Looking again at the first example, by saying there was moral progress from group A to group B due to a 5 fold decrease in murder rates we are, implicitly, creating a moral equivalence between 20 dead in group A and 40 dead in group B. Each dead person in group B is effectively worth less than one in group A. If we consider each one of those individuals lived a full life and their death was an immeasurable and indivisible tragedy, we realise immediately that I could kill someone in group B and they would only count as half a person in group A. To what extent can we create these equivalences? I tend to think it’s tricky business to say a 4% death rate is better than a 20% death rate if the absolute values are so drastically different.

This implied moral equivalence is what disturbed me about these calculations. 2 dead in group B are 1 dead in group A. The metric doesn’t reveal the true scale of crime, only the relative scale of crime, which for me creates a problematic situation where to increase the number of murders without increasing the murder rate one only needs to increase the population.
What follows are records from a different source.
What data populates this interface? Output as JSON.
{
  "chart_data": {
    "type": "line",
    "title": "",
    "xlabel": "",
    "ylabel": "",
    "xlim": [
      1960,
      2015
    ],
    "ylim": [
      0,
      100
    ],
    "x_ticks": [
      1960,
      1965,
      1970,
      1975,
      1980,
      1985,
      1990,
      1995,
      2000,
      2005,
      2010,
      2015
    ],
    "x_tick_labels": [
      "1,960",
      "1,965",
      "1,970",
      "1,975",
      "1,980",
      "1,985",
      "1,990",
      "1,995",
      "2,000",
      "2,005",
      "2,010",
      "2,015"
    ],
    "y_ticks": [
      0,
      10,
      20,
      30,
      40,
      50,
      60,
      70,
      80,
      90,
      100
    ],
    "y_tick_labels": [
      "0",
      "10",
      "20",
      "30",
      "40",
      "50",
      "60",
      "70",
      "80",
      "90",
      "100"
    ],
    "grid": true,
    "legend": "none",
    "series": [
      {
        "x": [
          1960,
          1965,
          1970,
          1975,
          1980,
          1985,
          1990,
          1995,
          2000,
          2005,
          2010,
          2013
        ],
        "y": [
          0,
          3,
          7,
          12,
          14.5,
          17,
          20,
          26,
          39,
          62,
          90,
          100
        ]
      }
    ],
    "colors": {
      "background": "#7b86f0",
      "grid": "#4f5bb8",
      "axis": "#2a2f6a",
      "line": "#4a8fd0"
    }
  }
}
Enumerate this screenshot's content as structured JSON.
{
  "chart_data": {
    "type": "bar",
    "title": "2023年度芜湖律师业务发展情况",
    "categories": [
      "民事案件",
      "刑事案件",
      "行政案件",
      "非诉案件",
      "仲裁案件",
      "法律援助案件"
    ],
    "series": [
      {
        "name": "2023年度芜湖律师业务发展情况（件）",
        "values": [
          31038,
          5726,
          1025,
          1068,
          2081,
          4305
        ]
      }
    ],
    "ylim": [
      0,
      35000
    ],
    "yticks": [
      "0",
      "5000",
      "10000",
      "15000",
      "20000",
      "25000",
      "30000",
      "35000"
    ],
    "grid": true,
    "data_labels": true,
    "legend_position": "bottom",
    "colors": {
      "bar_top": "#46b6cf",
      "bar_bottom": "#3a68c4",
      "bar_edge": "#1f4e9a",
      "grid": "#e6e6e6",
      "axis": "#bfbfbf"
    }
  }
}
If what we look at are ratios per capita, we can effectively kill more people while making the murder ratio go down. This is what I concluded was the driving factor for my uneasiness with the book.

This idea that mathematical calculations in social and political sciences create moral equivalences is not new. There’s one big elephant in the room when it comes to creating moral equivalences based on numbers—money. While we frequently might discuss this in the political sciences, it is not uncommon that the use of mathematical language creates its own problems and ends up creating moral equivalence problems like money does.

To discuss rates is to implicitly create an equivalence between the quantities in numerators and denominators, between 5 dead and 50 dead, 50 dead and 500 dead. Since rates alone don’t carry scale, it is simply too easy to simplify and accidentally legitimise big crimes because their relative weight has decreased. I have a hard time saying 50 dead are the same as 5 dead, and reading it as a main thesis disturbs me a great deal.

Speaking of people, societies or collectives in quantities and averages using the mathematics we have today reflects little more than a need to add some mathematical weight to an otherwise subjective theory. Thing is, as we say in computer science, garbage in, garbage out. No matter how good your calculations are, if your starting metrics are subjective, then mathematics is little more than a masturbatory exercise to wow those that have less mathematical knowledge. A bit like illusionism, flashing a nice equation is like misdirection—it allows the theorist to get away with points that would otherwise not survive scrutiny.